Is the message getting through to the National Trust?
At a meeting earlier this year between the League Against Cruel Sports and the National Trust, our evidence of illegal hunting taking place on Trust land was dismissed out of hand. So, when the League was invited for its second meeting of the year, there were hopes that the Trust may finally be understanding the scale of the issue.
Or perhaps not.
As you are probably already aware, the National Trust sells licences to hunts to ‘trail hunt’ on its estates. Last year, it issued 79 licences to 67 hunts. It is the position of the League that ‘trail hunting’ is nothing but a cover for illegal hunting, and we once again presented this argument to the Trust on Friday 8th September.
So, what’s the National Trust’s latest position on illegal hunting taking place on its land? They say that if it was illegal, there would be prosecutions, ergo there is no illegal hunting! Shocking. It is certainly true that flaws in the Hunting Act make it notoriously difficult to prosecute illegal hunting, but as we know all too well, that does not mean that it doesn’t happen. Besides which, when presented with hard video evidence of fox hunting, I find it hard to believe someone would deny the proof of their own eyes.

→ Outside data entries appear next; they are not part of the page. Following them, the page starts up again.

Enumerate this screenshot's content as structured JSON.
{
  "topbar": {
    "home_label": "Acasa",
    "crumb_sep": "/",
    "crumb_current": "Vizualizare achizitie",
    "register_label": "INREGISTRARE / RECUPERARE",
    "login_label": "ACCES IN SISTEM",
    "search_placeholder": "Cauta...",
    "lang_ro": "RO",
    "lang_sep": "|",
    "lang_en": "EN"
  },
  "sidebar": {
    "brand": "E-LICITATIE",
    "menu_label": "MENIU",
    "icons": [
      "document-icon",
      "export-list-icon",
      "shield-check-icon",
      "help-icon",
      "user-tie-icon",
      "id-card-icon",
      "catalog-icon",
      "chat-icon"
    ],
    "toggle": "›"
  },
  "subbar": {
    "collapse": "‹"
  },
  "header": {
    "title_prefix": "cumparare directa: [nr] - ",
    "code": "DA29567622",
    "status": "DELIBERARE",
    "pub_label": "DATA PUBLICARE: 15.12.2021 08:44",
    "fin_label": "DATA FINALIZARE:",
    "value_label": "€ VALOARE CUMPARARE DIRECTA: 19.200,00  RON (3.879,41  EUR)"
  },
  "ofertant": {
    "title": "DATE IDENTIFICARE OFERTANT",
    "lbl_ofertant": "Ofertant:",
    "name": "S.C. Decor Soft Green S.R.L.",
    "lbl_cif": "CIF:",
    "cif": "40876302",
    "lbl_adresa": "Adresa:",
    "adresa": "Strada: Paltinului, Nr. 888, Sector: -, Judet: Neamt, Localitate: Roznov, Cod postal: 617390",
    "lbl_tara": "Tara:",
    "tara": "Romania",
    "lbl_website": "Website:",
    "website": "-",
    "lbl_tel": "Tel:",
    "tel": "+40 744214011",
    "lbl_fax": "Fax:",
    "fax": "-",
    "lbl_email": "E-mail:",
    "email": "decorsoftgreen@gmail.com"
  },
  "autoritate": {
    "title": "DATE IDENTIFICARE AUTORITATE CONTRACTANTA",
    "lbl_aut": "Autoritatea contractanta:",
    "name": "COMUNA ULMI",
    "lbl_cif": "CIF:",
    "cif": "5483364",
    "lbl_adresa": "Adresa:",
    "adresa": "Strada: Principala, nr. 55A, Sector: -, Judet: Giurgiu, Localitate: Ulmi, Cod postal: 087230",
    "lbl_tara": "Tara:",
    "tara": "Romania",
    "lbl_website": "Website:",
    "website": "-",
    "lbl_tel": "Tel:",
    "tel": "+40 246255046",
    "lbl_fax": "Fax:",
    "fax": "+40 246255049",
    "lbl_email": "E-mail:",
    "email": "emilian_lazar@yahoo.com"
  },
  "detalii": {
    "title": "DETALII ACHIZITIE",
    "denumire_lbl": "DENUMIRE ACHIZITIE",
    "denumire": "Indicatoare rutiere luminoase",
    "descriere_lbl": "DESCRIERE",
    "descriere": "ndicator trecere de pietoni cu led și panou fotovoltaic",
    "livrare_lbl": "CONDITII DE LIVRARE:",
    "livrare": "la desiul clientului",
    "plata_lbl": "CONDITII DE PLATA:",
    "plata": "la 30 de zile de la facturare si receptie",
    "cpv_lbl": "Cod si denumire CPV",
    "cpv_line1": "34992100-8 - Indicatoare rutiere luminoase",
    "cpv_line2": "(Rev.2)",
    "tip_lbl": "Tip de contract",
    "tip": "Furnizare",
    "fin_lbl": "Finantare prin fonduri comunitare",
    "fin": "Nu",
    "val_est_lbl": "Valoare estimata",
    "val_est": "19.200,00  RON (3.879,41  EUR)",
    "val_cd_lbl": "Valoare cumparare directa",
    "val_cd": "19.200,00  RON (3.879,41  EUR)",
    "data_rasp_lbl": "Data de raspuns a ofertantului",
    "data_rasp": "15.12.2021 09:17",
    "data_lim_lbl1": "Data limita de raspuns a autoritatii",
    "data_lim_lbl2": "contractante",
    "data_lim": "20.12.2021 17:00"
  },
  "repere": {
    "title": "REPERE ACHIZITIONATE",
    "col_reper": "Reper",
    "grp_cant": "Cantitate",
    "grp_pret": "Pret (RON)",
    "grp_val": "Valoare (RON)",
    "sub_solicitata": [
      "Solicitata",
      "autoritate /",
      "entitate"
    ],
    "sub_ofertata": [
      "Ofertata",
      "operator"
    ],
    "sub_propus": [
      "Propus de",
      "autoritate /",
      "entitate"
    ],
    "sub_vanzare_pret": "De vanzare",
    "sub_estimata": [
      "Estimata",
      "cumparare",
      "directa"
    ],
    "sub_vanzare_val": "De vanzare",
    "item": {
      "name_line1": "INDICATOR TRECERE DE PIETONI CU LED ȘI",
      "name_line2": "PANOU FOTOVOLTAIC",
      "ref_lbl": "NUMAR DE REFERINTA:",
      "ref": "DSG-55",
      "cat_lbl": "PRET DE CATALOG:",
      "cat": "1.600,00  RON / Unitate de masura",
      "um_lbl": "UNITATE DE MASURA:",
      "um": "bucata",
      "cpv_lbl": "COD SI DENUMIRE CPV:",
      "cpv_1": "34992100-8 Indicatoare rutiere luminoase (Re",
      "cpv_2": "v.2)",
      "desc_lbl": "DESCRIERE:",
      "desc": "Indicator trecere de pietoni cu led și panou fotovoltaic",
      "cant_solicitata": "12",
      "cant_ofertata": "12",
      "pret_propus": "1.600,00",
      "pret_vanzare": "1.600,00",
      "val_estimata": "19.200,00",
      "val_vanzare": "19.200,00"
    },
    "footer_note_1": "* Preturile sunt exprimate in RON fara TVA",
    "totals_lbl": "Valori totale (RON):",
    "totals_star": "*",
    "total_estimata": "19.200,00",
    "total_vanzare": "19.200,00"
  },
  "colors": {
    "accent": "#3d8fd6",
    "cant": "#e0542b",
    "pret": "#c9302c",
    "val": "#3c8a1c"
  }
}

Not just fox hunting, but stag hunting too. Stag Hunting has been banned on National Trust land since before the Hunting Act, but when presented with footage of deer being relentlessly pursued by hounds, this footage was once again dismissed. Was it dismissed because the Trust allow ‘exemptions’ to the Hunting Act to be used? If so, how do they check this is what’s actually happening? Or maybe their attitude to our reports explains more…
Reports issues by the League and IFAW, showing exactly how hunts circumvent current legislation, were also ignored by the Trust, merely treated as ‘our perception’. This is of-course untrue, but it is curious that a meeting specifically held to hear our view (they have also met with pro-hunt parties), would then dismiss input on the grounds that it is our view? Very odd.
The National Trust prides itself on its conservation work, describing itself as ‘Europe’s largest conservation charity’, so you’ll will be as surprised as me to learn that, according to the Trust themselves, impact on conservation does not factor into how they determine what activities can take place on their land, with access to the public taking priority. This is especially concerning given our recent report highlighting the negative impacts hunting with dogs has on conservation.
This is especially worrying given that the Trust has no plans to monitor licenced hunts. They went to great pains to say that hunts may be ‘observed’, but that is as far as the Trust will go. At our last meeting the League offered training and resources, but no request was made by the Trust at this one. How they can be sure that hunts are staying within the law and the terms of their licence without being monitored is anyone’s guess.
It is this worrying lack of evidence-based decision making that makes the upcoming vote to ban hunting from Trust land so vital. They may not pay attention to the evidence given to them, but it would be unwise not to respect the wishes of the members. After all, there are over 4 million of them.